Introduction to Testing Mule
This page provides a brief overview of testing Mule, linking testing concepts to the tools available to test your Mule applications, as well as to more in-depth pages detailing each concept.
|For Java information, see the Mule Kernel 3.8.1 Test API.|
There are several types of testing. Likely, you focus on one or more types depending on your specific needs, such as specific contexts or products.
From the point of view of a Mule applications developer, it’s fair to say that there are two main types of testing that you should focus on when validating the behavior of your Mule application:
The concept of the unit test may vary according to the programming paradigm that you are working on, but it always revolves around the same core concept: to validate the correctness of an individual unit of source code.

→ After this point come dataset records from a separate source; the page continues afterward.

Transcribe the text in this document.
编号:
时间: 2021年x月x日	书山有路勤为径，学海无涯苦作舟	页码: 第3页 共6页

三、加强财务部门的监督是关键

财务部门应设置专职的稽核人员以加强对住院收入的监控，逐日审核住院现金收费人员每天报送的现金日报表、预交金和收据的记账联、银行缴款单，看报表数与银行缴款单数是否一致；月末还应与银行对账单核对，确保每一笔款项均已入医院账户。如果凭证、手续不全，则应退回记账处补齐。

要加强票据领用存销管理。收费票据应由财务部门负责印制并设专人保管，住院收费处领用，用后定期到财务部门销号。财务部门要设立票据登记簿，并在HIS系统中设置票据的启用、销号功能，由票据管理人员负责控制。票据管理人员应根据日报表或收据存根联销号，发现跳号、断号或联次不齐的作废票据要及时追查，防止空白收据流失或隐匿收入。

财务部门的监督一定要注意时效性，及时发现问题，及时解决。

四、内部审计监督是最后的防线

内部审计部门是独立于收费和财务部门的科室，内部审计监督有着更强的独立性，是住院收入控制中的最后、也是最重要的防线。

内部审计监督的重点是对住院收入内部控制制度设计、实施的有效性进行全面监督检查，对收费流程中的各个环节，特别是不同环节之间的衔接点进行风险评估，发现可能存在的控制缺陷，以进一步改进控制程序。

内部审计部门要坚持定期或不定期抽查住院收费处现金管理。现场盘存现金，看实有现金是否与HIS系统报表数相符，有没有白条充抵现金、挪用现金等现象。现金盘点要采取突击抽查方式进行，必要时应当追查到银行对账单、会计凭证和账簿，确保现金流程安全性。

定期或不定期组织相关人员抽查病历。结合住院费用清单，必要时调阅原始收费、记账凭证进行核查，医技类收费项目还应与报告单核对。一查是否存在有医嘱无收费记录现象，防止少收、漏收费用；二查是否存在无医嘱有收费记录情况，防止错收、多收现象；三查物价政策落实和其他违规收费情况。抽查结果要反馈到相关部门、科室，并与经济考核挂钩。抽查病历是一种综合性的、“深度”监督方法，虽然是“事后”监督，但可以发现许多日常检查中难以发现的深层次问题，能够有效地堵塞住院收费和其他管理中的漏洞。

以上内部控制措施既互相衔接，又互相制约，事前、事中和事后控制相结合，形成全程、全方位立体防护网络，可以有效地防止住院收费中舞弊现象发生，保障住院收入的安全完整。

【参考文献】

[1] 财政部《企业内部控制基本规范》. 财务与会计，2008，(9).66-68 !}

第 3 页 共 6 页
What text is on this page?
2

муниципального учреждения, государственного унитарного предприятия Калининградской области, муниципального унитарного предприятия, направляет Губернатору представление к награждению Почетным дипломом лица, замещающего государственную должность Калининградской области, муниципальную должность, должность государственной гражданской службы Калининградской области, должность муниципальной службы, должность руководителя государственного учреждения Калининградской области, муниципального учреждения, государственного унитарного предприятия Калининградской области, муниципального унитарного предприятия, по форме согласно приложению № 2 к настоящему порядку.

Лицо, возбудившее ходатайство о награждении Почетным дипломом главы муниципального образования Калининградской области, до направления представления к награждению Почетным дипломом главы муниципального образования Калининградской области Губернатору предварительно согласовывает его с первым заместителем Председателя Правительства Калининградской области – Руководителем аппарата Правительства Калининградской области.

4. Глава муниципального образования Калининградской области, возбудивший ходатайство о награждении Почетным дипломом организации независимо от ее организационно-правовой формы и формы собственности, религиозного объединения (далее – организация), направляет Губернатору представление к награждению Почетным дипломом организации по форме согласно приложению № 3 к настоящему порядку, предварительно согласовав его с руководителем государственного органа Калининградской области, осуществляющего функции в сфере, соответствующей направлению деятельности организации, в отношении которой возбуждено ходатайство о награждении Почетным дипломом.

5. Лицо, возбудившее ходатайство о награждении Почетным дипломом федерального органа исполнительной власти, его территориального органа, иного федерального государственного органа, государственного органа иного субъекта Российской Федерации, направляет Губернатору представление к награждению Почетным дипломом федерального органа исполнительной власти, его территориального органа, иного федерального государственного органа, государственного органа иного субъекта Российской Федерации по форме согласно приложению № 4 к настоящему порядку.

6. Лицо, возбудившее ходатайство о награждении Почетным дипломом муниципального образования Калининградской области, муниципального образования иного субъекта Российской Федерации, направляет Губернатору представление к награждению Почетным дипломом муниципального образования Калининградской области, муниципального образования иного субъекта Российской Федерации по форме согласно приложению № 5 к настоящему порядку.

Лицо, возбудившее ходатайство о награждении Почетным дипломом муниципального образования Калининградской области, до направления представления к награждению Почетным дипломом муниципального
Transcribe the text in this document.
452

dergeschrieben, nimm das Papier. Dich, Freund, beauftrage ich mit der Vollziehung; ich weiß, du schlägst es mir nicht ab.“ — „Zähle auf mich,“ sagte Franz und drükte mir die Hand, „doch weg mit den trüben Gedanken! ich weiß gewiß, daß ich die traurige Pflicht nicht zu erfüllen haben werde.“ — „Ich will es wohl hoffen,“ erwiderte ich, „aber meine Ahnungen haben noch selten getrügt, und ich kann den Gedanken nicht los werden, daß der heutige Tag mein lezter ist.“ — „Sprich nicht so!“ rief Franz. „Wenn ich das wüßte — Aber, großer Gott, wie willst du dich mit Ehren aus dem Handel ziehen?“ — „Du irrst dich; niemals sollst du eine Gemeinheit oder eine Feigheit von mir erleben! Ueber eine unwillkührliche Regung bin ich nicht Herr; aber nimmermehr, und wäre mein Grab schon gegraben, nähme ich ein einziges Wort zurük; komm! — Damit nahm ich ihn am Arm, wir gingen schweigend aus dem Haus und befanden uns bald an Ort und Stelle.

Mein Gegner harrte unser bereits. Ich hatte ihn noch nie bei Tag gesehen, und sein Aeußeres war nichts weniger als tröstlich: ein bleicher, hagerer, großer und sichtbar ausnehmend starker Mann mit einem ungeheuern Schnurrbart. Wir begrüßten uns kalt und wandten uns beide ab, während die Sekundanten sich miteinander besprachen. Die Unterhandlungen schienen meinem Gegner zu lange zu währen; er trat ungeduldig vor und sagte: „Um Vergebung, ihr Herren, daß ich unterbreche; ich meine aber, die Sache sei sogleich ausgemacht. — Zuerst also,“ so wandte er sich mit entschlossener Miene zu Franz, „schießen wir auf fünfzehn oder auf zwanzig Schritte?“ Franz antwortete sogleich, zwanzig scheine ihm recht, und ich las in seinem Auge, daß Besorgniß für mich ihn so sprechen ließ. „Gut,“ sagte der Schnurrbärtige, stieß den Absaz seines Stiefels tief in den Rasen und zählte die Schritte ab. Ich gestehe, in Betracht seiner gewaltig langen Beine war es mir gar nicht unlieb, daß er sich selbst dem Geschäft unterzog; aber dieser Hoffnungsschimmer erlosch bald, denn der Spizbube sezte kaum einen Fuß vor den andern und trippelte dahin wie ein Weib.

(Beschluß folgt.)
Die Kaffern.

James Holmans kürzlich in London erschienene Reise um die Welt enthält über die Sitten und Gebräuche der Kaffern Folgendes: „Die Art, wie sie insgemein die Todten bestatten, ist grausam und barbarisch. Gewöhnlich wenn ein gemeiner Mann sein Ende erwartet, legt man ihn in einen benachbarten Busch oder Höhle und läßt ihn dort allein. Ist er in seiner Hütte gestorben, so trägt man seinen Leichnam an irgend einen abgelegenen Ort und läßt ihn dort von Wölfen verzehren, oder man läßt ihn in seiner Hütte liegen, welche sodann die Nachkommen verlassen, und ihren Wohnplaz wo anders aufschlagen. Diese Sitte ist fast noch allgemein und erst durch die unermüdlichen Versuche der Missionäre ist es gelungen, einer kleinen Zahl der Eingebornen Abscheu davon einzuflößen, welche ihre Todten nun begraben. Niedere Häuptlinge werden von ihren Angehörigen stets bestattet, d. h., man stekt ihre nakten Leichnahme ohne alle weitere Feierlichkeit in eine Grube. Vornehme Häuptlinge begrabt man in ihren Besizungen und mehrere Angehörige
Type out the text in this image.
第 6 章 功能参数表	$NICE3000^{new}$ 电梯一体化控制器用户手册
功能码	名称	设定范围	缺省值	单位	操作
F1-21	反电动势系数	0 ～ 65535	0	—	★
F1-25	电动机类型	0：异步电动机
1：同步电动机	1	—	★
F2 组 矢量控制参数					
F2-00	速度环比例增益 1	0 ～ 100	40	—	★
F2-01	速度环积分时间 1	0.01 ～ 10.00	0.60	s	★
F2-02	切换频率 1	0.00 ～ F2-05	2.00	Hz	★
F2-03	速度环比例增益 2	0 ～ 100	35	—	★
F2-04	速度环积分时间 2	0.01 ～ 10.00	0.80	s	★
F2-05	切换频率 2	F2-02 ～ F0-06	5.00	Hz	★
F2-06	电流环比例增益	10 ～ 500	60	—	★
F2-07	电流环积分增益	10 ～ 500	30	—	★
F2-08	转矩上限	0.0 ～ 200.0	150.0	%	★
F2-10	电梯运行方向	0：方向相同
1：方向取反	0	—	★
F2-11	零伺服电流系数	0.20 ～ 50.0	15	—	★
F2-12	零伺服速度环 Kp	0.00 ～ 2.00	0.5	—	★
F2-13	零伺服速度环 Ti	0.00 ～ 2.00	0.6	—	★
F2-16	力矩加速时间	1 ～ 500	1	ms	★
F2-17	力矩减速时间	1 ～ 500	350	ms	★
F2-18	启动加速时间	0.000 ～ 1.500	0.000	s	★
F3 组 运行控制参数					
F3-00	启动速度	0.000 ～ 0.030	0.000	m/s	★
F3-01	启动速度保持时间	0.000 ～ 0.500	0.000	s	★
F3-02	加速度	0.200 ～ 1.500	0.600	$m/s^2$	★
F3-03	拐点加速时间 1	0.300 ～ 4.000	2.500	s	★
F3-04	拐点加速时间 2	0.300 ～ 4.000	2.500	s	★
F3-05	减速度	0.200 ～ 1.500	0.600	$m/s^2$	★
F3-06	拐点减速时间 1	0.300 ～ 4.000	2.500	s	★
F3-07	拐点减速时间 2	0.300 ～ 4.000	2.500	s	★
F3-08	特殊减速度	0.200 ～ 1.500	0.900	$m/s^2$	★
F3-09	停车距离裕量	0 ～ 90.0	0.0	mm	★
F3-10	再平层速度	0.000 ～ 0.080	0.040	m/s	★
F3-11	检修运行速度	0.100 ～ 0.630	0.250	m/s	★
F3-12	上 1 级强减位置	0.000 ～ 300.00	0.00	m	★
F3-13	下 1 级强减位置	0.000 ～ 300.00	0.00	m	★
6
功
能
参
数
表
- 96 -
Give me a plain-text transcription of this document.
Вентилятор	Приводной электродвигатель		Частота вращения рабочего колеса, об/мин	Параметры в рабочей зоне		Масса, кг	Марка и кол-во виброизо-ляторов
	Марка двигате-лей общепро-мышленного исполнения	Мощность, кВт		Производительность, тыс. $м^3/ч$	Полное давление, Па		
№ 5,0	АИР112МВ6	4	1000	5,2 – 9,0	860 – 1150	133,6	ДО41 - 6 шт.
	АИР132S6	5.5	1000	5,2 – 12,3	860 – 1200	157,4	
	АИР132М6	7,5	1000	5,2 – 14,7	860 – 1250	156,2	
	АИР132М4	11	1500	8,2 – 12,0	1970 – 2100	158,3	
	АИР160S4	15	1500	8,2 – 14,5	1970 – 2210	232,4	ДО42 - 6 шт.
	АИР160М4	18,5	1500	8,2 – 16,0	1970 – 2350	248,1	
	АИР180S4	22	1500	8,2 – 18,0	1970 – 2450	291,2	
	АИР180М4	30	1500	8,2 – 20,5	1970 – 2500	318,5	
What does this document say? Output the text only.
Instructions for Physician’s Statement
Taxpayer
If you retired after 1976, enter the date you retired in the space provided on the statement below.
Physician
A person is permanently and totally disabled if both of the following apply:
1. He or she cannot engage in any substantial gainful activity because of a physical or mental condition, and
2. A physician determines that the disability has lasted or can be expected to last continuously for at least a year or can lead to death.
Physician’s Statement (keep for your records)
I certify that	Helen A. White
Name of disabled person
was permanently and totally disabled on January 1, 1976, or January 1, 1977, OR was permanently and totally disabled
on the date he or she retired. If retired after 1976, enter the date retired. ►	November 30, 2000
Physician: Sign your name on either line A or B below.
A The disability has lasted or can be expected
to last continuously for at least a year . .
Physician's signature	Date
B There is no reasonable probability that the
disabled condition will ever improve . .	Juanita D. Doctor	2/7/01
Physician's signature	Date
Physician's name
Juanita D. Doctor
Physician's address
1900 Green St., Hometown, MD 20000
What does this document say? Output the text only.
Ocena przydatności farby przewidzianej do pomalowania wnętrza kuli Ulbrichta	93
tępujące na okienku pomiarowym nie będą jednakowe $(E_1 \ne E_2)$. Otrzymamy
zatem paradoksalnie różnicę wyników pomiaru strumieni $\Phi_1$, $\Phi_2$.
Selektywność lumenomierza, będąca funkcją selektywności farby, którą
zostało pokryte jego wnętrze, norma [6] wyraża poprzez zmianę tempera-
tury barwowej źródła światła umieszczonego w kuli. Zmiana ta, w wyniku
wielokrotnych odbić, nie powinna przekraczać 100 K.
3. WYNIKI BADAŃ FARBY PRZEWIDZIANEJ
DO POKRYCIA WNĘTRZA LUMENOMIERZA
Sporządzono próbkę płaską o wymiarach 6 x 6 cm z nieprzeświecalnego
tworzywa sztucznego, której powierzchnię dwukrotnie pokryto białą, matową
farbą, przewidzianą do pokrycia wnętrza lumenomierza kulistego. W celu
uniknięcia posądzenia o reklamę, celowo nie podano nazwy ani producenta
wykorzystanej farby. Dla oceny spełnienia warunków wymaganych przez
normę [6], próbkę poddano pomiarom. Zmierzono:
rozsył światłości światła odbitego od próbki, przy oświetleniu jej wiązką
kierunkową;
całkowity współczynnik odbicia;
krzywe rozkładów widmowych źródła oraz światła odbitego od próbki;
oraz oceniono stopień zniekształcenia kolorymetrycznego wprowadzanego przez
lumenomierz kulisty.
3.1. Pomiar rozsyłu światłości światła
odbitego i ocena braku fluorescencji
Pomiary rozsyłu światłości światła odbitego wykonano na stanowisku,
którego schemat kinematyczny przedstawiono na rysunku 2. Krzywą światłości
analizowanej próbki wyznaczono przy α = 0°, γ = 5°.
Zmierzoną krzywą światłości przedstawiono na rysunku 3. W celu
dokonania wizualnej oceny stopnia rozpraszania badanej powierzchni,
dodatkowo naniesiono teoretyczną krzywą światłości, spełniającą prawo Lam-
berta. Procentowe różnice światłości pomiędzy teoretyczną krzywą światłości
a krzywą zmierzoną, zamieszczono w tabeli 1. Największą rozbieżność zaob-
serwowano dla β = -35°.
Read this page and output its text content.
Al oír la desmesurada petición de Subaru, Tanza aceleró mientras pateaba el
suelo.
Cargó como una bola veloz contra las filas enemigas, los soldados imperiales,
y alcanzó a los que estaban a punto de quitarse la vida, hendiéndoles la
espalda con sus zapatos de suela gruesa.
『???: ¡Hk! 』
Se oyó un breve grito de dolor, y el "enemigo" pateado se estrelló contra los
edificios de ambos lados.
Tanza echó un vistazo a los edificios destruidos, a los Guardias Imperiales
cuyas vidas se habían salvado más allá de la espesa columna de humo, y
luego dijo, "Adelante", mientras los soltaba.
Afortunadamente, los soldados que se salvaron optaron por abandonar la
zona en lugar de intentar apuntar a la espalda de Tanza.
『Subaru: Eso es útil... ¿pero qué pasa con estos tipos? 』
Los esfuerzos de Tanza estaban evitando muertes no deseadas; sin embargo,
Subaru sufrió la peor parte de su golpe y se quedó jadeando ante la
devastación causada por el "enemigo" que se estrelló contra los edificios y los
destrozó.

In the context of unit testing, we consider a unit of code to be the smallest testable part of an application. What exactly constitutes the smallest testable part of an application depends on the application. In the case of Mule applications, we consider that the smallest testable part is a Mule flow (
sub-flow); thus this is our unit of code.
Ideally, each test case should be independent from each other.
|It is the work of the developer to ensure test inter-independency.|
The code you test may interact with other units of code or components, and you should take this possibility into account when designing your unit test. A good unit test should ensure the isolation of the unit of code being tested, to avoid mistaking failure in other components for failure in the unit of code being tested.
To isolate your target unit of code, use tools such as the
mock message processor provided by MUnit.
Units of code collaborate between them to create an actual application. You test individual units of code with unit tests, and you test how units of code collaborate between them with integration tests.
The goal of an Integration test is to validate that different units of code and modules work together as intended.
Ideally, integration tests should aggregate units of code modules that have already been successfully unit-tested. For this reason, you should run your integration tests after your unit tests.
Depending on the nature of your application, integration tests may require sandboxes, that is, environments for your application to connect to. When working with sandboxes, take care to ensure that the state of the data in the sandbox is correct for the test to produce the intended result. Perform this before and after running the integration test.
This section defines guidelines for creating flows that are easier to test. Usually, writing testable code implies creating a more configurable, extensible, and readable application.
Modularize your code: Breaking down your code in different files helps with readability. The usual way to do this is to group flows that help to achieve a common goal, or group code according to specific functional criteria.
Modularizing your code allows you to load only that portion of code that you actually wish to test, avoiding the need to load unnecessary configurations during your test.
Write short flows: Long flows are hard to follow and sometimes even harder to code; certainly they are harder to maintain. From the perspective of unit testing, long flows offer too many scenarios that can be triggered by a single point. Long flows can force you to perform very complex evaluations to validate a single scenario and are best avoided.
Define execution environments: Parameterize your code using placeholders. Normal use cases for this include addresses of outbound endpoints, such as DB or HTTP. Using placeholders allows you to modify the actual address when running tests (either unit or integration), and make it easier to promote your code between environments (DEV/QA/UAT/PROD).
Just like you make your code testable, you should code your tests to be readable and maintainable.
One thing that helps is the name you give to the test. Name your test by what to see when the test fails. This rule also applies to the error thrown by the test upon failure. There are few things harder to understand than a wrongly-written or ambiguous error message. As stated earlier, avoid long flows because they are harder to follow. Code your test so that the scenario being covered and the failure conditions are explicit.
MUnit is a Mule testing framework that lets you easily automate testing Mule applications, using both unit and integration tests. MUnit also provides a set of tools, such as a message processor mocking framework that lets you test units of code in actual isolation.
|Mule applications running in Mule Runtime v3.8 and newer can only be tested using MUnit v1.2.0 or higher.|
Mule provides legacy tools for testing your custom Mule applications using Java code. These tools provide the testing functionality but lack some features provided by MUnit, such as mocking.
Mule also offers tools like the Profiler Pack designed to assist in identifying memory leaks in your custom Mule extensions.